TitleMaterializing multi-relational databases from the web using taxonomic queries
Publication TypeConference Papers
Year of Publication2011
AuthorsMichelson M, Macskassy SA, Minton SN, Getoor L
Conference NameProceedings of the fourth ACM international conference on Web search and data mining
Date Published2011///
Conference LocationNew York, NY, USA
ISBN Number978-1-4503-0493-1
Keywordsdiscovering multi-relational data, multirelational data

Recently, much attention has been given to extracting tables from Web data. In this problem, the column definitions and tuples (such as what "company" is headquartered in what "city,") are extracted from Web text, structured Web data such as lists, or results of querying the deep Web, creating the table of interest.

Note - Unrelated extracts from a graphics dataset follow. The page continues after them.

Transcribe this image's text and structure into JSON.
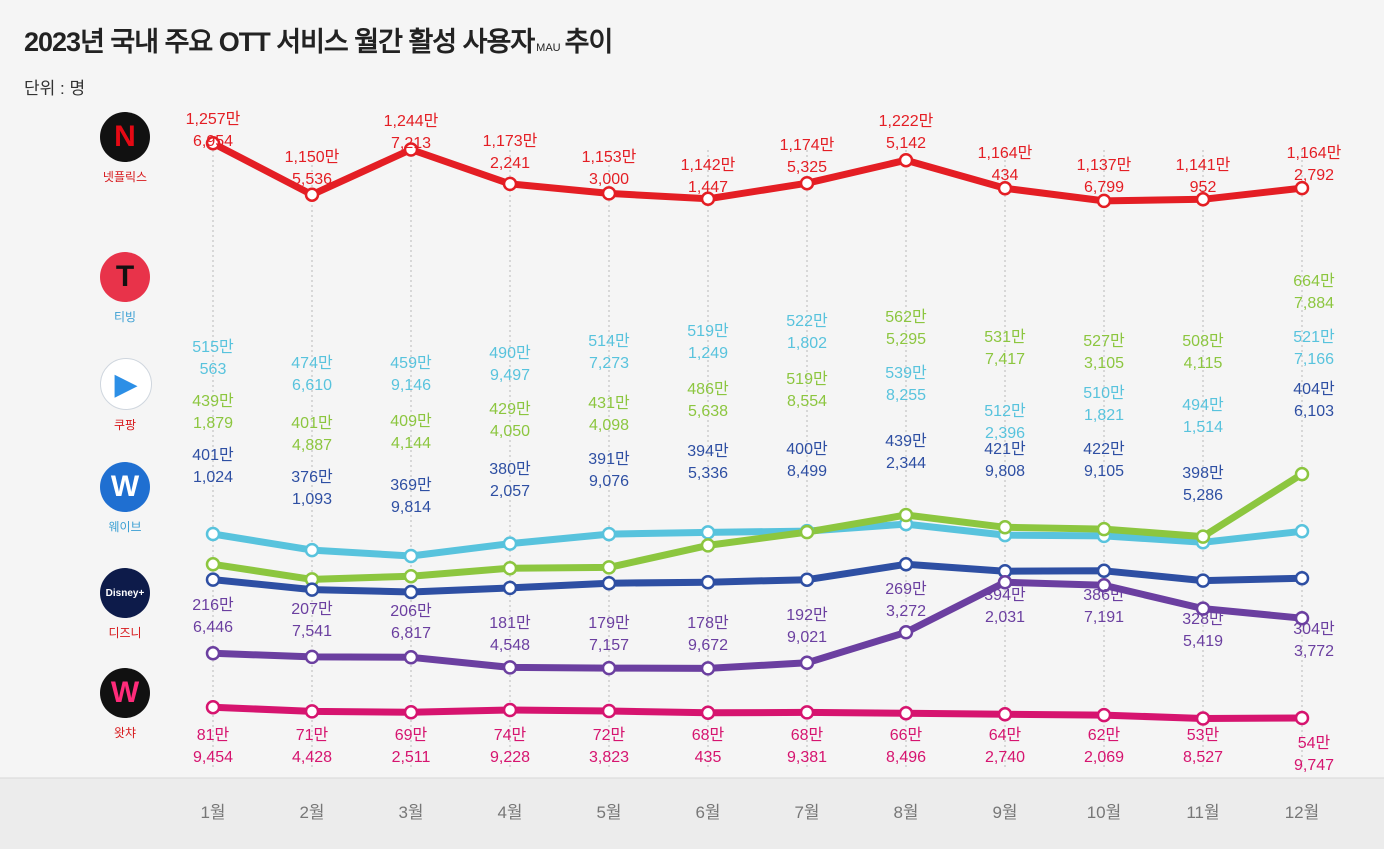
{
  "title": {
    "main": "2023년 국내 주요 OTT 서비스 월간 활성 사용자",
    "sub": "MAU",
    "end": "추이"
  },
  "unit": "단위 : 명",
  "logos": [
    {
      "key": "netflix",
      "name": "넷플릭스",
      "glyph": "N",
      "bg": "#111111",
      "fg": "#e50914",
      "label_color": "#d7191c"
    },
    {
      "key": "tving",
      "name": "티빙",
      "glyph": "T",
      "bg": "#e8334a",
      "fg": "#111111",
      "label_color": "#3a9fd3"
    },
    {
      "key": "coupang",
      "name": "쿠팡",
      "glyph": "▶",
      "bg": "#ffffff",
      "fg": "#2c8fe6",
      "label_color": "#d7191c"
    },
    {
      "key": "wavve",
      "name": "웨이브",
      "glyph": "W",
      "bg": "#1f6fd1",
      "fg": "#ffffff",
      "label_color": "#3a9fd3"
    },
    {
      "key": "disney",
      "name": "디즈니",
      "glyph": "Disney+",
      "bg": "#0d1b4a",
      "fg": "#ffffff",
      "label_color": "#d7191c"
    },
    {
      "key": "watcha",
      "name": "왓챠",
      "glyph": "W",
      "bg": "#111111",
      "fg": "#ff2b7a",
      "label_color": "#d7191c"
    }
  ],
  "chart_data": {
    "type": "line",
    "x": [
      "1월",
      "2월",
      "3월",
      "4월",
      "5월",
      "6월",
      "7월",
      "8월",
      "9월",
      "10월",
      "11월",
      "12월"
    ],
    "series": [
      {
        "name": "넷플릭스",
        "color": "#e41e24",
        "values": [
          12576954,
          11505536,
          12447213,
          11732241,
          11533000,
          11421447,
          11745325,
          12225142,
          11640434,
          11376799,
          11410952,
          11642792
        ],
        "man": [
          "1,257만",
          "1,150만",
          "1,244만",
          "1,173만",
          "1,153만",
          "1,142만",
          "1,174만",
          "1,222만",
          "1,164만",
          "1,137만",
          "1,141만",
          "1,164만"
        ],
        "rest": [
          "6,954",
          "5,536",
          "7,213",
          "2,241",
          "3,000",
          "1,447",
          "5,325",
          "5,142",
          "434",
          "6,799",
          "952",
          "2,792"
        ]
      },
      {
        "name": "티빙",
        "color": "#58c3dd",
        "values": [
          5150563,
          4746610,
          4599146,
          4909497,
          5147273,
          5191249,
          5221802,
          5398255,
          5122396,
          5101821,
          4941514,
          5217166
        ],
        "man": [
          "515만",
          "474만",
          "459만",
          "490만",
          "514만",
          "519만",
          "522만",
          "539만",
          "512만",
          "510만",
          "494만",
          "521만"
        ],
        "rest": [
          "563",
          "6,610",
          "9,146",
          "9,497",
          "7,273",
          "1,249",
          "1,802",
          "8,255",
          "2,396",
          "1,821",
          "1,514",
          "7,166"
        ]
      },
      {
        "name": "쿠팡",
        "color": "#8cc63f",
        "values": [
          4391879,
          4014887,
          4094144,
          4294050,
          4314098,
          4865638,
          5198554,
          5625295,
          5317417,
          5273105,
          5084115,
          6647884
        ],
        "man": [
          "439만",
          "401만",
          "409만",
          "429만",
          "431만",
          "486만",
          "519만",
          "562만",
          "531만",
          "527만",
          "508만",
          "664만"
        ],
        "rest": [
          "1,879",
          "4,887",
          "4,144",
          "4,050",
          "4,098",
          "5,638",
          "8,554",
          "5,295",
          "7,417",
          "3,105",
          "4,115",
          "7,884"
        ]
      },
      {
        "name": "웨이브",
        "color": "#2e4fa3",
        "values": [
          4011024,
          3761093,
          3699814,
          3802057,
          3919076,
          3945336,
          4008499,
          4392344,
          4219808,
          4229105,
          3985286,
          4046103
        ],
        "man": [
          "401만",
          "376만",
          "369만",
          "380만",
          "391만",
          "394만",
          "400만",
          "439만",
          "421만",
          "422만",
          "398만",
          "404만"
        ],
        "rest": [
          "1,024",
          "1,093",
          "9,814",
          "2,057",
          "9,076",
          "5,336",
          "8,499",
          "2,344",
          "9,808",
          "9,105",
          "5,286",
          "6,103"
        ]
      },
      {
        "name": "디즈니",
        "color": "#6b3fa0",
        "values": [
          2166446,
          2077541,
          2066817,
          1814548,
          1797157,
          1789672,
          1929021,
          2693272,
          3942031,
          3867191,
          3285419,
          3043772
        ],
        "man": [
          "216만",
          "207만",
          "206만",
          "181만",
          "179만",
          "178만",
          "192만",
          "269만",
          "394만",
          "386만",
          "328만",
          "304만"
        ],
        "rest": [
          "6,446",
          "7,541",
          "6,817",
          "4,548",
          "7,157",
          "9,672",
          "9,021",
          "3,272",
          "2,031",
          "7,191",
          "5,419",
          "3,772"
        ]
      },
      {
        "name": "왓챠",
        "color": "#d6146f",
        "values": [
          819454,
          714428,
          692511,
          749228,
          723823,
          680435,
          689381,
          668496,
          642740,
          622069,
          538527,
          549747
        ],
        "man": [
          "81만",
          "71만",
          "69만",
          "74만",
          "72만",
          "68만",
          "68만",
          "66만",
          "64만",
          "62만",
          "53만",
          "54만"
        ],
        "rest": [
          "9,454",
          "4,428",
          "2,511",
          "9,228",
          "3,823",
          "435",
          "9,381",
          "8,496",
          "2,740",
          "2,069",
          "8,527",
          "9,747"
        ]
      }
    ]
  }
}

In this paper, we examine the problem of extracting and discovering multiple tables in a given domain, generating a truly multi-relational database as output. Beyond discovering the relations that define single tables, our approach discovers and leverages "within column" set membership relations, and discovers relations across the extracted tables (e.g., joins). By leveraging within-column relations our method can extract table instances that are ambiguous or rare, and by discovering joins, our method generates truly multi-relational output. Further, our approach uses taxonomic queries to bootstrap the extraction, rather than the more traditional "seed instances." Creating seeds often requires more domain knowledge than taxonomic queries, and previous work has shown that extraction methods may be sensitive to which input seeds they are given. We test our approach on two real world domains: NBA basketball and cancer information. Our results demonstrate that our approach generates databases of relevant tables from disparate Web information, and discovers the relations between them. Further, we show that by leveraging the "within column" relation our approach can identify a significant number of relevant tuples that would be difficult to do so otherwise.